Semilir angin berhembus lembut menabuh daun, mengiringi ranting kecil pepohonan yang menari meliuk-liuk. Di langit, sinar mentari menelusup dari balik awan yang bergelayut. Menyapa ramah, kemudian mendekap hangat penghuninya.
Musim semi memang telah tiba. Tsukushi dan sumire juga tampak bermunculan di sela rerumputan. Kembali, ketakjuban bagi jiwa telah dibentangkan bahwa alam semesta turut tunduk dan patuh pada peran dalam setiap lakonNya. Di permukaan tanah, beragam warna bunga liar lain berpadu menghamparkan permadani indah. Sejuk mata memandang, jiwa seakan tak lagi dahaga.
Duhai...
Lihatlah pula sakura yang merekah di mana-mana. Kelopaknya berwarna putih, sedikit dihiasi semburat merah muda. Setiap tangkai itu sarat dipenuhi kuntum bunga hingga tampak berjuntaian ingin mencumbu tanah. Ketika angin menggoda, ia pun menggeliat manja.
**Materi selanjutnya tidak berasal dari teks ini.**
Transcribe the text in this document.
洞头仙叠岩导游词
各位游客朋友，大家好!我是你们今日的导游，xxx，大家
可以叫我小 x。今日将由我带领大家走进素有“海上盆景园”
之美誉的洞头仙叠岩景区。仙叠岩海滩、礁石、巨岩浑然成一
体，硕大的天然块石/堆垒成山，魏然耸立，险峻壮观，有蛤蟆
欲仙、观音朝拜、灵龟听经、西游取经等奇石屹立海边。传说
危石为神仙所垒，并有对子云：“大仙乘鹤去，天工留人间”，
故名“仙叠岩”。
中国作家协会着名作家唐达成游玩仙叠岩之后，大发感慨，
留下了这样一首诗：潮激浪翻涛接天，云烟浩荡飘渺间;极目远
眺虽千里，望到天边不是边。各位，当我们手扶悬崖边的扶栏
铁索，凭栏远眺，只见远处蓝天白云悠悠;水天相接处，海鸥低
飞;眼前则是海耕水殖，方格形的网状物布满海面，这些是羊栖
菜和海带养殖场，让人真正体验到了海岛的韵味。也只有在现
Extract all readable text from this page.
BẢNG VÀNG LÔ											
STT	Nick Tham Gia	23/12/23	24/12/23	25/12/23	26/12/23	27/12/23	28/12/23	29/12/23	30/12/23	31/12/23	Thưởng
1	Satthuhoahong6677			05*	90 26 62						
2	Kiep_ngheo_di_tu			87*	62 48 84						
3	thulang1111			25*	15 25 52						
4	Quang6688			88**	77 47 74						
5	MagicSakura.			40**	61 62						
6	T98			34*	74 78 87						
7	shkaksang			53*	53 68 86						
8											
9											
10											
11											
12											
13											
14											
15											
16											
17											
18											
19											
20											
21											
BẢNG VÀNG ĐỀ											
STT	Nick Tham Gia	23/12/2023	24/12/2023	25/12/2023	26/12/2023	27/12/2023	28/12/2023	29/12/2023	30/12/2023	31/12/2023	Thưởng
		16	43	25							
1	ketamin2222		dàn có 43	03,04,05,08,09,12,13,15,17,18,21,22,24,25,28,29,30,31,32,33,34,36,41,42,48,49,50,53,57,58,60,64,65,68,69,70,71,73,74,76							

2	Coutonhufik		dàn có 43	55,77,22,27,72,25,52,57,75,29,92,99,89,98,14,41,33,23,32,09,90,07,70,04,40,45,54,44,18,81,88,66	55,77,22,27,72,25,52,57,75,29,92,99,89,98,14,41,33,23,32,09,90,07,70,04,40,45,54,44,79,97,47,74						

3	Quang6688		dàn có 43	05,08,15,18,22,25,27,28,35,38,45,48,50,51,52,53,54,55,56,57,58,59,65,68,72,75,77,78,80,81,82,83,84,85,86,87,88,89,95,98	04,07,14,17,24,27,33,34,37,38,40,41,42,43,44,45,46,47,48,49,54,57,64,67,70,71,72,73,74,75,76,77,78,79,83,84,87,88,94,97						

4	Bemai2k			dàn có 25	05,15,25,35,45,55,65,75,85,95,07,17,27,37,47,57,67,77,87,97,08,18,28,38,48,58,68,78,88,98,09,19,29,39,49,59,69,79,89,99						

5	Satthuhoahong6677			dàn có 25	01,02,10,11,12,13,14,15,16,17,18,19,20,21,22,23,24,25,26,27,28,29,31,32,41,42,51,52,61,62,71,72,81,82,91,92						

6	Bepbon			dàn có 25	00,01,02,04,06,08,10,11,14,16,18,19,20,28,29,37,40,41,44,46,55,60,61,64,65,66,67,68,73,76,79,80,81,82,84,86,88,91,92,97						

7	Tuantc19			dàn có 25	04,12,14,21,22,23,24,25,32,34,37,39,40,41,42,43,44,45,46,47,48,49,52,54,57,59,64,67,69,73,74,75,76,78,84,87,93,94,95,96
Sakura di musim semi memang selalu menebar pesona. Kehadirannya tak pernah lupa dinantikan jutaan manusia di negerinya. Seperti biasa mereka duduk berkelompok di bawah pohon seraya menikmati keindahannya, bahkan tak peduli waktu siang atau malam. Tak jarang pula banyak yang bernyanyi-nyanyi atau sekedar mengabadikan kecantikannya. Memang sebuah fitrah bila manusia menyukai segala yang indah. Rasa ini akan membuahi putik-putik kasih, kemudian merekah menjadi bunga cinta yang bersemi di hati.
Indah...
Semua begitu indah mempesona. Sebuah kreasi di alam semesta yang menakjubkan dari Sang Pemilik Keindahan.
Namun, walaupun bunga sakura indah menawan, usianya tak pernah panjang. Satu persatu kelopaknya akan jatuh berguguran. Hanya berkisar selama dua pekan, punah lah semua. Pohonnya akan penuh daun saat musim panas, kemudian rontok ketika musim gugur menjelang. Sepanjang musim dingin, hanya dahan dan rantingnya yang tersisa. Sakura akan mekar ketika musim semi kembali tiba.
SubhanaLlah...
Tidakkah bunga sakura yang merekah sebenarnya sebuah tausyiah bagi hati kita. Meski usianya begitu singkat, tak pernah menghalanginya untuk menebarkan keindahan yang dimiliki. Umpama sepasang kekasih yang telah menjalin ikatan suci, persembahan terbaik dan terindah selama hidup di muka bumi hanya tersaji untuk yang dicintai.
Bagai sakura yang telah menyandang keindahan selama mekar kuntum bunganya, bukankah seyogyanya juga manusia mesti memberikan yang terbaik sepanjang hidupnya. Tak henti menebarkan rasa cinta dan kasih sayang dalam segala akhlaq serta tingkah laku, hingga kematian itu nanti menghampiri kita. Karena sebagai insan kita tak pernah tahu hingga kapan umur ini diamanahkan.
Jikalau cinta bagi sakura adalah mekar mempesona ketika musim semi tiba, maka cinta bagi seorang hambaNya adalah senantiasa merundukkan hati dan raga. Pasrah, seraya meratakan kening pada hamparan sajadah. Meneteskan air mata kerinduan serta tak pernah lelah merengkuh dari Sang Pemiliknya.
Wallahu a’lamu bish-shawaab.
*MERENGKUH CINTA DALAM BUAIAN PENA*
Al-Hubb FiLlah wa LiLlah,
Abu Aufa
Catatan:
Tsukushi: sejenis rumput yang muncul ketika musim semi tiba, batangnya tegak dan menggelembung di bagian atas.
Sumire: bunga kecil berwarna ungu yang juga akan terlihat di sela rerumputan saat musim semi menjelang.
Tausyiah ini adalah hasil editing dari tulisan promo buku Sapa Cinta dari Negeri Sakura.